U.S. Vice President Kamala Harris speaks during the Broadband Event at the White House in Washington, D.C., June 26, 2023.
Mostafa Bassim | Anadolu Agency | Getty Images
The U.S. doesn’t need to make a “false choice” between artificial intelligence innovation and safety, Vice President Kamala Harris said ahead of a meeting Wednesday at the White House with civil society leaders in the space.
“It is a false choice to suggest that we either can advance innovation, or we protect consumers,” Harris said. “We can do both.”
Harris said rejecting that “false choice” would be a “guiding principle” for the administration.
“We should not dampen or in any way slow down innovation that can improve the condition of people’s lives,” Harris said. “And we must also ensure that in that process, we are not trampling on people’s rights.”
The meeting Wednesday includes groups that advocate on behalf of specific populations or on digital rights issues.
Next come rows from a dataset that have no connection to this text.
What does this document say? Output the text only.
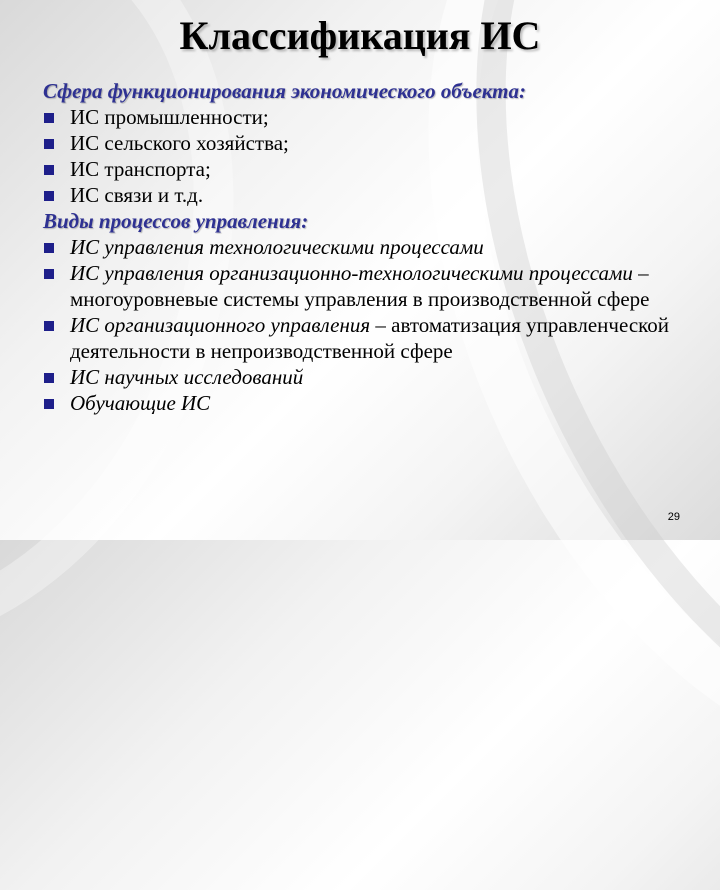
Классификация ИС
Сфера функционирования экономического объекта:
ИС промышленности;
ИС сельского хозяйства;
ИС транспорта;
ИС связи и т.д.
Виды процессов управления:
ИС управления технологическими процессами
ИС управления организационно-технологическими процессами – многоуровневые системы управления в производственной сфере
ИС организационного управления – автоматизация управленческой деятельности в непроизводственной сфере
ИС научных исследований
Обучающие ИС
29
The White House confirmed the following list of participants:
- Alexandra Reeve Givens, CEO, Center for Democracy and Technology
- Harlan Yu, Executive Director, Upturn
- Janet Murguia, President and CEO, UnidosUS
- Jo Ann Jenkins, CEO, AARP
- Lisa Rice, President and CEO, National Fair Housing Alliance
- Liz Shuler, President, AFL-CIO
- Mary Anne Franks, President, Cyber Civil Rights Initiative
- Maya Wiley, President and CEO, Leadership Conference on Civil and Human Rights
- Sneha Revanur, Founder and President, Encode Justice
- Susan Henderson, Executive Director, Disability Rights Education and Defense Fund
It follows a similar discussion Harris hosted with CEOs of major tech companies working on AI, including Microsoft, Google and OpenAI. AI experts have encouraged the government to listen to a diverse range of voices on the technology so as not to be overly swayed by industry priorities.
It comes as Congress is weighing its role in creating safeguards around AI. Senate Majority Leader Chuck Schumer is working on a legislative framework to address AI-related issues, though a timeline for its release is not yet clear.
Harris said the group would discuss transparency in AI, so the public can understand what is going into these systems and how they make decisions. She said her concerns about the technology included its effect on privacy, workers, misinformation and discrimination.